An overloaded coal truck rumbles down from the steel factory and hits a bump, sending chunks of its black cargo skittering and click-clicking along the asphalt. Waiting by the roadside, a farmer swaddled in thick, cotton-padded winter clothing scrambles into onrushing traffic to pick up the pieces. Four hours a day, four days a week, the villager, whose surname is Shen, comes to a spot near her home where a never-ending procession of coal trucks runs into uneven pavement. A thousand little bumps in the road keep Shen and her husband from freezing in winter.
“If I don’t come out here, I stay cold,” Shen says as she drops a few more recovered chunks into a sooty burlap sack. In one winter, Shen says, she could burn more than 2 tons of coal, worth more than 1,800 yuan ($260). Across vast swaths of northern China’s countryside, residents go to great lengths to burn untreated coal in home stoves despite government efforts to ban the practice and introduce cleaner _ but costlier _ types of coal or electrical heating.

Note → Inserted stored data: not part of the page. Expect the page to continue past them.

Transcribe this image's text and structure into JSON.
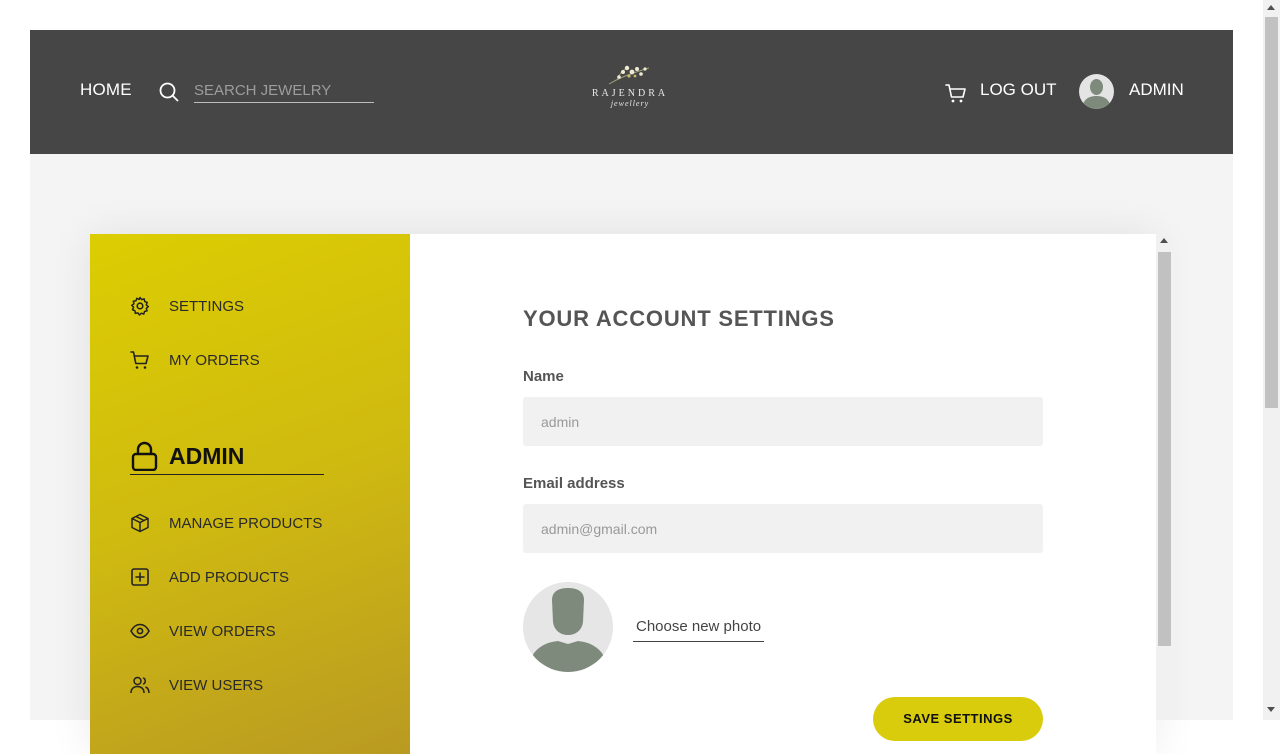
{
  "navbar": {
    "home_label": "HOME",
    "search_placeholder": "SEARCH JEWELRY",
    "search_icon": "search-icon",
    "logo_name": "RAJENDRA",
    "logo_sub": "jewellery",
    "cart_icon": "cart-icon",
    "logout_label": "LOG OUT",
    "admin_label": "ADMIN",
    "background": "#464646"
  },
  "sidebar": {
    "items": [
      {
        "label": "SETTINGS",
        "icon": "gear-icon"
      },
      {
        "label": "MY ORDERS",
        "icon": "cart-icon"
      }
    ],
    "admin_heading": "ADMIN",
    "admin_icon": "lock-icon",
    "admin_items": [
      {
        "label": "MANAGE PRODUCTS",
        "icon": "box-icon"
      },
      {
        "label": "ADD PRODUCTS",
        "icon": "plus-square-icon"
      },
      {
        "label": "VIEW ORDERS",
        "icon": "eye-icon"
      },
      {
        "label": "VIEW USERS",
        "icon": "users-icon"
      }
    ],
    "gradient": [
      "#dccd02",
      "#b99a22"
    ]
  },
  "settings": {
    "title": "YOUR ACCOUNT SETTINGS",
    "name_label": "Name",
    "name_placeholder": "admin",
    "email_label": "Email address",
    "email_placeholder": "admin@gmail.com",
    "choose_photo": "Choose new photo",
    "save_label": "SAVE SETTINGS",
    "accent": "#d8cc0c"
  }
}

That dependence represents one of many challenges facing Beijing as it tries to curb the choking smog that’s become a flashpoint for public discontent with the ruling Communist Party. Experts say coal-fired power plants and steel and cement mills are the main contributors to year-round smog, but household coal-burning in rural areas is a major cause of the spike in pollution during winter, when thick, gray soup-like clouds of dust smother Chinese cities, often forcing highways and airports to close.
Middle-class Chinese have complained vociferously as smog blanketed Beijing over the New Year period. A picture of a high-speed train stained a deep brown after passing through smoggy regions went viral on social media, as did a blog post by a Beijing banker who railed against government corruption and propaganda and pleaded with officials to take action for the sake of their children. In June, a team of researchers from Princeton, the University of California, Berkeley, and Peking and Tsinghua universities in Beijing published a study that found that household coal use in winter contributed more small and deadly air particles than industrial sources, some of which are outfitted with carbon-capture technologies.